Your final submit file, minimap2_multi.submit, should look something like this:

+SingularityImage      = "osdf:///ospool/ap40/data/<user.name>/scaling-up/software/minimap2.sif"

executable             = ./minimap2.sh
{==arguments              = $(read_subset_file)==}
transfer_input_files   = {==./input/$(read_subset_file)==}, osdf:///ospool/ap40/data/<user.name>/scaling-up/inputs/reference_genome.fasta

transfer_output_files  = {==./$(read_subset_file)_output.sam==}
transfer_output_remaps = {=="$(read_subset_file)==}_output.sam=output/{==$(read_subset_file)==}_output.sam"

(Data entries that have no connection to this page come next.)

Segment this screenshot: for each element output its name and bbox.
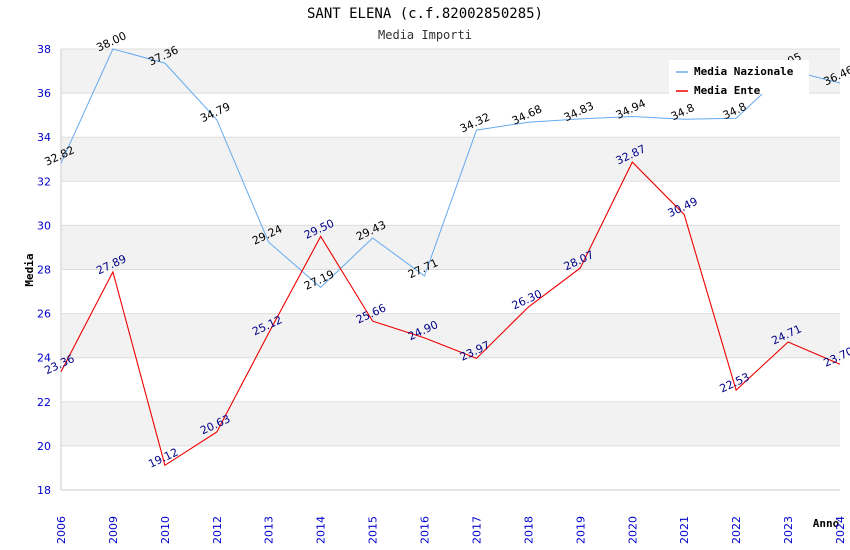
y-tick-label: 24: [37, 352, 51, 365]
x-tick-label: 2024: [834, 516, 847, 544]
grid-lines: [60, 48, 840, 491]
y-tick-label: 36: [37, 87, 51, 100]
x-axis-ticks: 2006 2009 2010 2012 2013 2014 2015 2016 2017 2018…: [55, 516, 847, 544]
legend-label-media-ente: Media Ente: [694, 84, 761, 97]
x-tick-label: 2015: [367, 516, 380, 544]
legend-box: [669, 60, 809, 94]
y-axis-label: Media: [23, 253, 36, 286]
legend: Media Nazionale Media Ente: [669, 60, 809, 97]
x-tick-label: 2020: [626, 516, 639, 544]
legend-label-media-nazionale: Media Nazionale: [694, 65, 794, 78]
y-tick-label: 38: [37, 43, 51, 56]
x-tick-label: 2016: [419, 516, 432, 544]
grid-band: [61, 313, 840, 358]
x-tick-label: 2019: [574, 516, 587, 544]
y-tick-label: 28: [37, 264, 51, 277]
x-tick-label: 2022: [730, 516, 743, 544]
y-tick-label: 30: [37, 219, 51, 232]
y-tick-label: 18: [37, 484, 51, 497]
x-tick-label: 2017: [470, 516, 483, 544]
x-tick-label: 2021: [678, 516, 691, 544]
grid-band: [61, 357, 840, 402]
series-lines: [60, 48, 841, 467]
grid-band: [61, 269, 840, 314]
x-tick-label: 2018: [522, 516, 535, 544]
y-tick-label: 22: [37, 396, 51, 409]
x-tick-label: 2014: [315, 516, 328, 544]
grid-band: [61, 401, 840, 446]
grid-band: [61, 93, 840, 138]
x-tick-label: 2010: [159, 516, 172, 544]
grid-bands: [61, 49, 840, 490]
x-tick-label: 2013: [263, 516, 276, 544]
x-axis-label: Anno: [813, 517, 840, 530]
x-tick-label: 2009: [107, 516, 120, 544]
y-axis-ticks: 18 20 22 24 26 28 30 32 34 36 38: [37, 43, 51, 497]
y-tick-label: 26: [37, 308, 51, 321]
grid-band: [61, 445, 840, 490]
series-line-media-ente: [60, 161, 841, 467]
x-tick-label: 2006: [55, 516, 68, 544]
y-tick-label: 20: [37, 440, 51, 453]
y-tick-label: 32: [37, 175, 51, 188]
grid-band: [61, 225, 840, 270]
y-tick-label: 34: [37, 131, 51, 144]
x-tick-label: 2012: [211, 516, 224, 544]
chart-title: SANT ELENA (c.f.82002850285): [307, 6, 543, 22]
chart-subtitle: Media Importi: [378, 28, 472, 42]
series-line-media-nazionale: [60, 48, 841, 289]
x-tick-label: 2023: [782, 516, 795, 544]
grid-band: [61, 137, 840, 182]
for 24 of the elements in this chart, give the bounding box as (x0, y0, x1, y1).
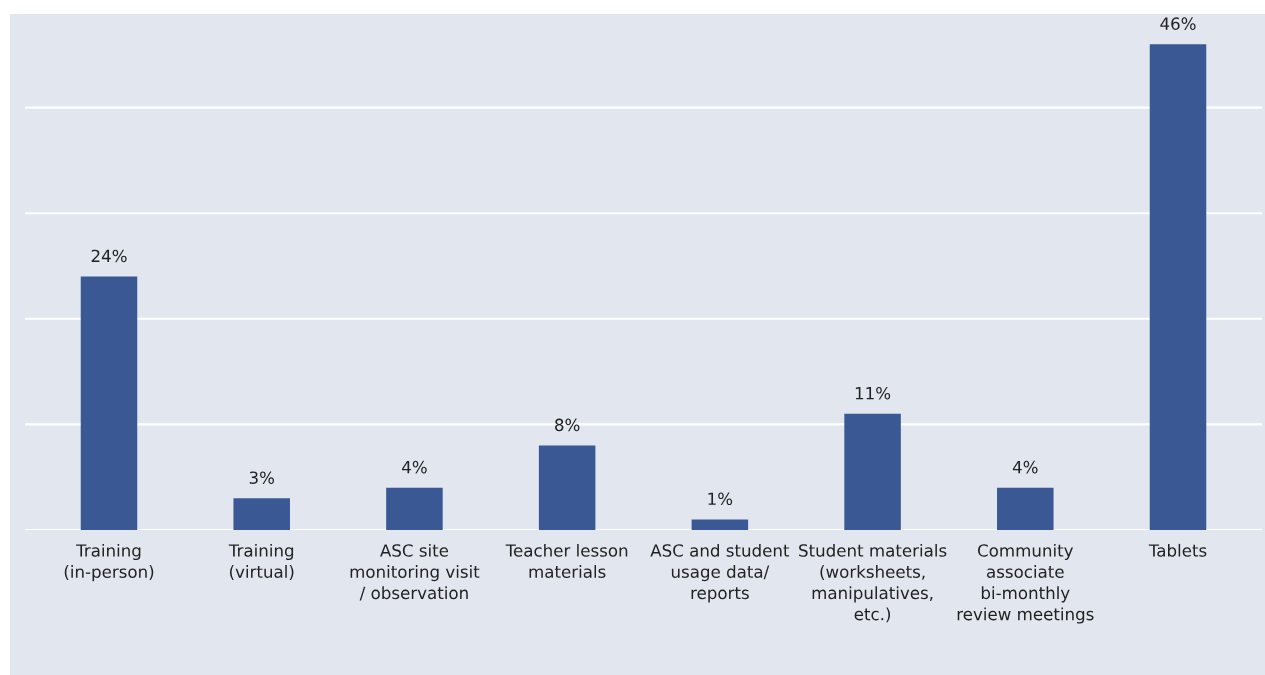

output                 = logs/output/job.$(ClusterID).$(ProcID){==_$(read_subset_file)==}_output.out
error                  = logs/error/job.$(ClusterID).$(ProcID){==_$(read_subset_file)==}_output.err
log                    = logs/log/job.$(ClusterID).$(ProcID){==_$(read_subset_file)==}_output.log

request_cpus           = 2
request_disk           = 4 GB
request_memory         = 4 GB

queue {==read_subset_file from ./list_of_fastq.txt==}

Checking Your Jobs' Progress

We can use the command condor_watch_q to track our job submission. As your jobs progress through the various job state, Condor will update the output of condor_watch_q.

Pro-Tip: Jobs Holds Aren't Always Bad!

Seeing your jobs in the Held state? Don’t panic! This is often just HTCondor doing its job to protect your workflow.

Holds can happen for a variety of reasons: missing input files, typos in submit files, or temporary system issues. In many cases, these issues are transient and easily recoverable.

To check why your job is held:

condor_q -held

To release your held job after fixing the issue (e.g., typos or missing files): [Not necessarily true. They'll need condor_qedit or resubmission]

condor_release <JobID>

If you're unsure whether to release or dig deeper, or if the hold message is cryptic—we’re here to help! Reach out to the OSG Support team at [email protected] with your job ID(s) and a brief description of what you're trying to do. We’re always happy to assist.

Remember: held jobs are a signal, not a failure. Use them to improve and scale your workflows with confidence.